The Gouverneur Street Ferry was a ferry route connecting Manhattan, New York City, with the city of Brooklyn, by joining Manhattan's Gouverneur Street to Brooklyn's Bridge Street across the East River.

==History==
The ferry, originally the Walnut Street Ferry and later the Jackson Street Ferry or Hudson Avenue Ferry, was established on December 1, 1817. The route originally connected Manhattan's Walnut Street (now called Jackson Street, just west of Corlear's Hook) with Brooklyn's Little Street (later named Jackson Street, just east of today's Hudson Avenue and west of the Brooklyn Navy Yard). At some point, the Manhattan landing was moved two blocks west, to Gouverneur Street, driving the name change to Gouverneur Street Ferry.

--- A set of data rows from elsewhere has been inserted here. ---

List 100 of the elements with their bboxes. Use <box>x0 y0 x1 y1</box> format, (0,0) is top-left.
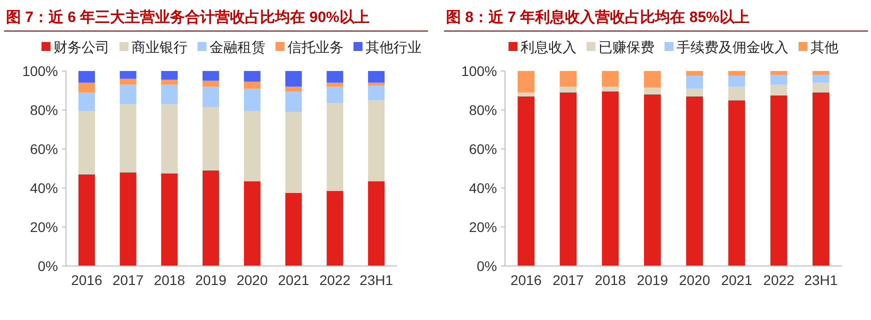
bar <box>686 96 703 266</box>
bar <box>161 80 178 85</box>
bar <box>728 86 746 100</box>
bar <box>285 71 302 87</box>
x-tick-label: 2021 <box>278 272 310 288</box>
bar <box>560 86 577 92</box>
y-tick-label: 40% <box>468 180 497 196</box>
bar <box>120 71 136 79</box>
x-tick-label: 2022 <box>763 272 795 288</box>
bar <box>244 82 260 89</box>
bar <box>644 94 661 266</box>
bar <box>560 71 577 87</box>
bar <box>686 88 703 96</box>
bar <box>728 76 746 87</box>
x-tick-label: 2017 <box>552 272 584 288</box>
legend-label: 财务公司 <box>54 39 110 55</box>
bar <box>686 71 703 76</box>
x-tick-label: 2019 <box>636 272 668 288</box>
bar <box>812 71 830 75</box>
bar <box>326 86 344 104</box>
bar <box>770 74 788 85</box>
x-tick-label: 2018 <box>594 272 626 288</box>
bar <box>602 71 619 87</box>
legend-label: 其他行业 <box>366 39 422 55</box>
x-tick-label: 2019 <box>195 272 227 288</box>
x-tick-label: 2022 <box>319 272 351 288</box>
y-tick-label: 100% <box>22 63 58 79</box>
y-tick-label: 20% <box>468 219 497 235</box>
bar <box>326 190 344 266</box>
bar <box>326 71 344 83</box>
y-tick-label: 80% <box>30 102 58 118</box>
bar <box>244 110 260 182</box>
bar <box>120 78 136 85</box>
bar <box>560 92 577 266</box>
bar <box>202 107 220 170</box>
x-tick-label: 2021 <box>721 272 752 288</box>
bar <box>285 91 302 112</box>
bar <box>285 112 302 193</box>
bar <box>161 84 178 104</box>
bar <box>602 91 619 266</box>
bar <box>770 84 788 96</box>
x-tick-label: 2020 <box>678 272 710 288</box>
bar <box>161 104 178 174</box>
bar <box>78 82 95 92</box>
bar <box>518 96 534 266</box>
bar <box>728 71 746 76</box>
bar <box>285 192 302 266</box>
bar <box>202 86 220 108</box>
y-tick-label: 100% <box>461 63 497 79</box>
legend-label: 其他 <box>810 39 838 55</box>
y-tick-label: 80% <box>468 102 497 118</box>
y-tick-label: 60% <box>468 141 497 157</box>
bar <box>602 86 619 92</box>
bar <box>326 103 344 191</box>
x-tick-label: 2018 <box>154 272 186 288</box>
chart-title: 图 8：近 7 年利息收入营收占比均在 85%以上 <box>446 9 750 26</box>
bar <box>770 71 788 75</box>
bar <box>285 86 302 92</box>
bar <box>518 92 534 96</box>
bar <box>686 76 703 89</box>
bar <box>78 110 95 174</box>
bar <box>244 71 260 82</box>
x-tick-label: 2016 <box>71 272 102 288</box>
x-tick-label: 2020 <box>236 272 268 288</box>
bar <box>202 71 220 81</box>
x-tick-label: 23H1 <box>804 272 838 288</box>
legend-label: 商业银行 <box>132 39 188 55</box>
bar <box>326 82 344 87</box>
legend-label: 信托业务 <box>288 39 344 55</box>
bar <box>202 80 220 87</box>
bar <box>728 100 746 266</box>
x-tick-label: 2017 <box>112 272 144 288</box>
y-tick-label: 20% <box>30 219 58 235</box>
bar <box>161 71 178 80</box>
bar <box>368 100 385 182</box>
bar <box>368 82 385 86</box>
y-tick-label: 0% <box>38 258 58 274</box>
bar <box>812 82 830 92</box>
x-tick-label: 23H1 <box>360 272 394 288</box>
legend-label: 金融租赁 <box>210 39 266 55</box>
bar <box>244 88 260 111</box>
chart-title: 图 7：近 6 年三大主营业务合计营收占比均在 90%以上 <box>6 8 370 26</box>
legend-label: 利息收入 <box>520 39 576 55</box>
bar <box>368 181 385 266</box>
bar <box>161 173 178 266</box>
legend-label: 已赚保费 <box>598 39 654 55</box>
bar <box>518 71 534 92</box>
bar <box>644 88 661 94</box>
bar <box>120 84 136 104</box>
bar <box>120 104 136 172</box>
bar <box>120 172 136 266</box>
bar <box>78 174 95 266</box>
bar <box>812 74 830 83</box>
bar <box>368 86 385 100</box>
bar <box>770 95 788 266</box>
bar <box>368 71 385 83</box>
x-tick-label: 2016 <box>510 272 542 288</box>
y-tick-label: 0% <box>476 258 497 274</box>
bar <box>644 71 661 88</box>
bar <box>78 92 95 111</box>
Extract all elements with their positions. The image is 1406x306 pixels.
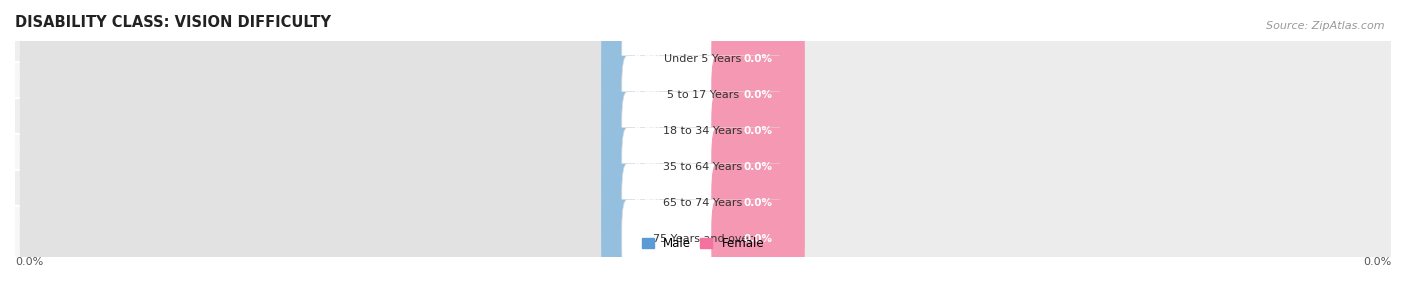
FancyBboxPatch shape: [621, 128, 785, 206]
FancyBboxPatch shape: [711, 91, 804, 170]
FancyBboxPatch shape: [11, 206, 1395, 271]
FancyBboxPatch shape: [711, 200, 804, 278]
Text: 0.0%: 0.0%: [744, 126, 772, 136]
FancyBboxPatch shape: [20, 143, 704, 190]
Text: 0.0%: 0.0%: [15, 256, 44, 267]
FancyBboxPatch shape: [711, 20, 804, 98]
FancyBboxPatch shape: [621, 56, 785, 134]
Text: 0.0%: 0.0%: [744, 162, 772, 172]
Text: 0.0%: 0.0%: [744, 90, 772, 100]
Text: Source: ZipAtlas.com: Source: ZipAtlas.com: [1267, 21, 1385, 32]
Text: 35 to 64 Years: 35 to 64 Years: [664, 162, 742, 172]
FancyBboxPatch shape: [11, 26, 1395, 91]
FancyBboxPatch shape: [711, 56, 804, 134]
FancyBboxPatch shape: [707, 35, 1393, 83]
FancyBboxPatch shape: [707, 107, 1393, 155]
Text: 0.0%: 0.0%: [634, 162, 662, 172]
FancyBboxPatch shape: [707, 215, 1393, 262]
FancyBboxPatch shape: [707, 143, 1393, 190]
FancyBboxPatch shape: [707, 71, 1393, 118]
Text: Under 5 Years: Under 5 Years: [665, 54, 741, 64]
Text: 0.0%: 0.0%: [744, 233, 772, 244]
FancyBboxPatch shape: [707, 179, 1393, 226]
FancyBboxPatch shape: [20, 179, 704, 226]
FancyBboxPatch shape: [602, 200, 695, 278]
Text: 5 to 17 Years: 5 to 17 Years: [666, 90, 740, 100]
FancyBboxPatch shape: [621, 163, 785, 242]
FancyBboxPatch shape: [20, 215, 704, 262]
FancyBboxPatch shape: [20, 35, 704, 83]
Text: 0.0%: 0.0%: [634, 233, 662, 244]
FancyBboxPatch shape: [20, 107, 704, 155]
FancyBboxPatch shape: [602, 20, 695, 98]
Legend: Male, Female: Male, Female: [637, 233, 769, 255]
FancyBboxPatch shape: [11, 98, 1395, 163]
FancyBboxPatch shape: [11, 170, 1395, 235]
Text: 0.0%: 0.0%: [634, 126, 662, 136]
Text: 0.0%: 0.0%: [1362, 256, 1391, 267]
FancyBboxPatch shape: [602, 91, 695, 170]
FancyBboxPatch shape: [621, 200, 785, 278]
Text: 0.0%: 0.0%: [634, 198, 662, 207]
FancyBboxPatch shape: [621, 20, 785, 98]
FancyBboxPatch shape: [11, 62, 1395, 128]
Text: DISABILITY CLASS: VISION DIFFICULTY: DISABILITY CLASS: VISION DIFFICULTY: [15, 15, 330, 30]
FancyBboxPatch shape: [11, 134, 1395, 200]
FancyBboxPatch shape: [602, 163, 695, 242]
FancyBboxPatch shape: [602, 128, 695, 206]
Text: 0.0%: 0.0%: [744, 198, 772, 207]
Text: 0.0%: 0.0%: [634, 90, 662, 100]
FancyBboxPatch shape: [711, 128, 804, 206]
FancyBboxPatch shape: [621, 91, 785, 170]
Text: 18 to 34 Years: 18 to 34 Years: [664, 126, 742, 136]
Text: 0.0%: 0.0%: [744, 54, 772, 64]
Text: 75 Years and over: 75 Years and over: [652, 233, 754, 244]
FancyBboxPatch shape: [20, 71, 704, 118]
FancyBboxPatch shape: [711, 163, 804, 242]
FancyBboxPatch shape: [602, 56, 695, 134]
Text: 0.0%: 0.0%: [634, 54, 662, 64]
Text: 65 to 74 Years: 65 to 74 Years: [664, 198, 742, 207]
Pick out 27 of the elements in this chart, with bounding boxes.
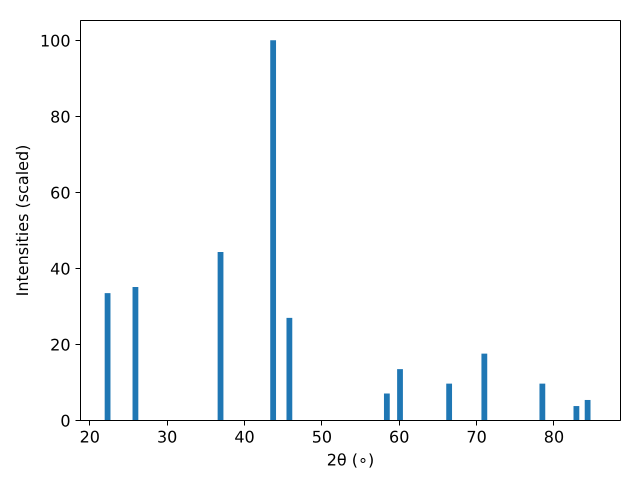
bar [132, 287, 138, 420]
bar [218, 252, 224, 420]
bar [574, 406, 580, 420]
x-tick-label: 70 [466, 428, 487, 446]
bar [270, 40, 276, 420]
bar [286, 318, 292, 420]
x-tick-label: 20 [80, 428, 100, 446]
y-tick-label: 60 [50, 183, 70, 202]
bar [584, 400, 591, 420]
y-tick-label: 40 [50, 259, 70, 278]
bar [104, 293, 110, 420]
bar [446, 384, 452, 420]
x-axis-title: 2θ (∘) [326, 450, 374, 470]
y-tick-label: 100 [40, 31, 71, 50]
y-tick-label: 0 [60, 412, 71, 430]
bar [539, 384, 546, 420]
x-tick-label: 80 [544, 428, 564, 446]
y-tick-label: 80 [50, 107, 70, 126]
y-axis-title: Intensities (scaled) [12, 144, 32, 296]
bar [397, 369, 403, 420]
x-tick-label: 40 [234, 428, 255, 446]
x-tick-label: 50 [312, 428, 332, 446]
y-tick-label: 20 [50, 335, 70, 354]
x-tick-label: 30 [156, 428, 178, 446]
bar [481, 354, 488, 420]
x-tick-label: 60 [389, 428, 410, 446]
bar [384, 394, 390, 420]
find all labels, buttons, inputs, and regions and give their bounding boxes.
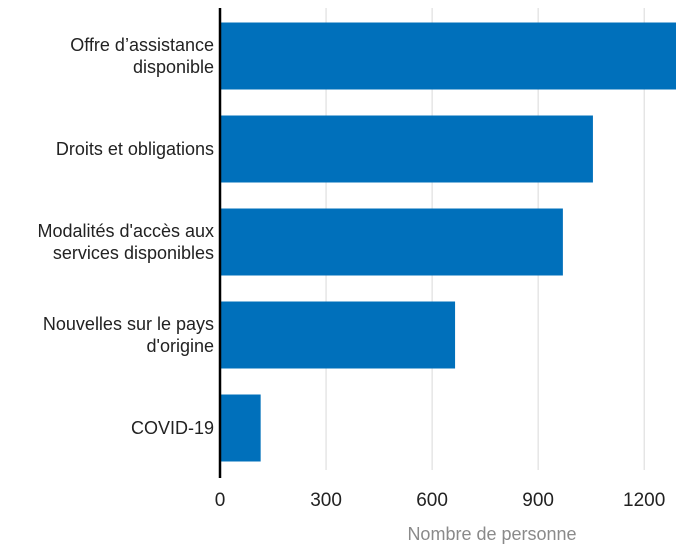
- x-tick-label: 300: [310, 490, 342, 511]
- bar: [220, 208, 563, 276]
- category-label: Modalités d'accès aux services disponible…: [37, 221, 214, 263]
- bar: [220, 394, 261, 462]
- x-tick-labels: 0 300 600 900 1200: [215, 490, 666, 511]
- category-label: Nouvelles sur le pays d'origine: [43, 314, 214, 356]
- category-label: Offre d’assistance disponible: [70, 35, 214, 77]
- bar: [220, 22, 676, 90]
- category-label: Droits et obligations: [56, 139, 214, 159]
- bars: [220, 22, 676, 462]
- category-label: COVID-19: [131, 418, 214, 438]
- bar: [220, 115, 593, 183]
- x-tick-label: 600: [416, 490, 448, 511]
- x-tick-label: 900: [522, 490, 554, 511]
- category-labels: Offre d’assistance disponible Droits et ob…: [37, 35, 214, 438]
- x-tick-label: 1200: [623, 490, 665, 511]
- x-tick-label: 0: [215, 490, 226, 511]
- bar: [220, 301, 456, 369]
- x-axis-title: Nombre de personne: [407, 524, 576, 544]
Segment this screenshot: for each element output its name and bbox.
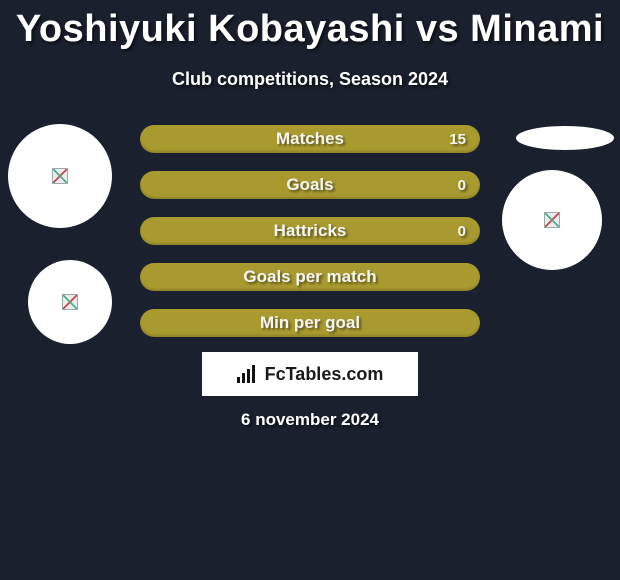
page-subtitle: Club competitions, Season 2024 (0, 69, 620, 90)
player1-club-avatar (28, 260, 112, 344)
player2-ellipse (516, 126, 614, 150)
stat-label: Min per goal (260, 313, 360, 333)
broken-image-icon (52, 168, 68, 184)
stat-row-matches: Matches 15 (140, 125, 480, 153)
stat-row-goals-per-match: Goals per match (140, 263, 480, 291)
stat-label: Goals per match (243, 267, 376, 287)
date-text: 6 november 2024 (0, 410, 620, 430)
stat-label: Matches (276, 129, 344, 149)
brand-text: FcTables.com (265, 364, 384, 385)
stat-value-right: 0 (458, 177, 466, 194)
stat-value-right: 15 (449, 131, 466, 148)
broken-image-icon (62, 294, 78, 310)
stat-row-hattricks: Hattricks 0 (140, 217, 480, 245)
stats-container: Matches 15 Goals 0 Hattricks 0 Goals per… (140, 125, 480, 355)
stat-row-min-per-goal: Min per goal (140, 309, 480, 337)
player1-avatar (8, 124, 112, 228)
page-title: Yoshiyuki Kobayashi vs Minami (0, 0, 620, 51)
stat-row-goals: Goals 0 (140, 171, 480, 199)
stat-value-right: 0 (458, 223, 466, 240)
stat-label: Goals (286, 175, 333, 195)
player2-avatar (502, 170, 602, 270)
brand-badge[interactable]: FcTables.com (202, 352, 418, 396)
broken-image-icon (544, 212, 560, 228)
stat-label: Hattricks (274, 221, 347, 241)
brand-bars-icon (237, 365, 259, 383)
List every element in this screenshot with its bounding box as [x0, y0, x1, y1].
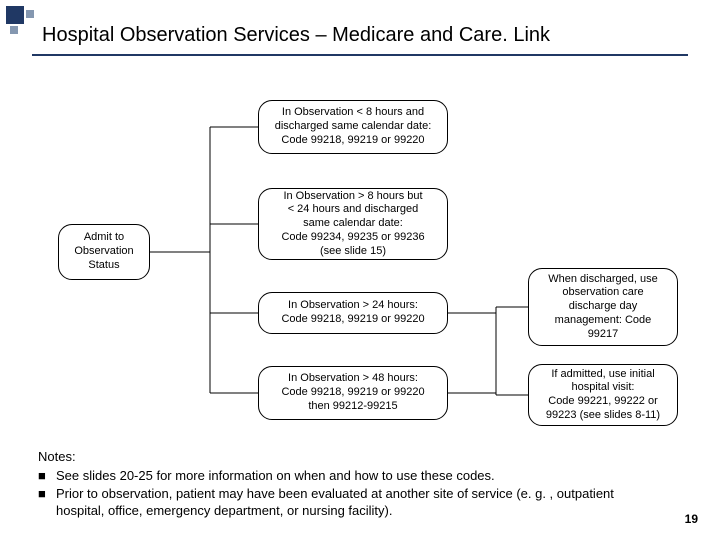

Smith & Bulkley gained control by May 1852, and, effective May 23, 1853, the Brooklyn side was moved two blocks west, from Hudson Avenue to Bridge Street. Being unable to compete with the one-cent fare adopted by the Brooklyn Union Ferry Company in November 1850, it was sold to the new Union Ferry Company of Brooklyn (the successor to the Brooklyn Union) in December 1853. The lease expired on September 12, 1856, but the company continued to operate the ferry. They petitioned the City of New York to abandon the Roosevelt Street Ferry, in exchange for continuing Gouverneur Street operations and expanding the Manhattan landing. The city refused, and operations ended in January 1857.

A new ferry, known as the Navy Yard Ferry or Hudson Avenue Ferry, was established on July 8, 1859 between Jackson Street in Manhattan and Hudson Avenue in Brooklyn, almost exactly where the original Walnut Street Ferry ran in 1817. The Hudson Avenue Railroad opened a streetcar line from the ferry to Prospect Park in late 1867. The ferry shut down in early June 1868, leading the railroad to move its line to the Bridge Street Ferry.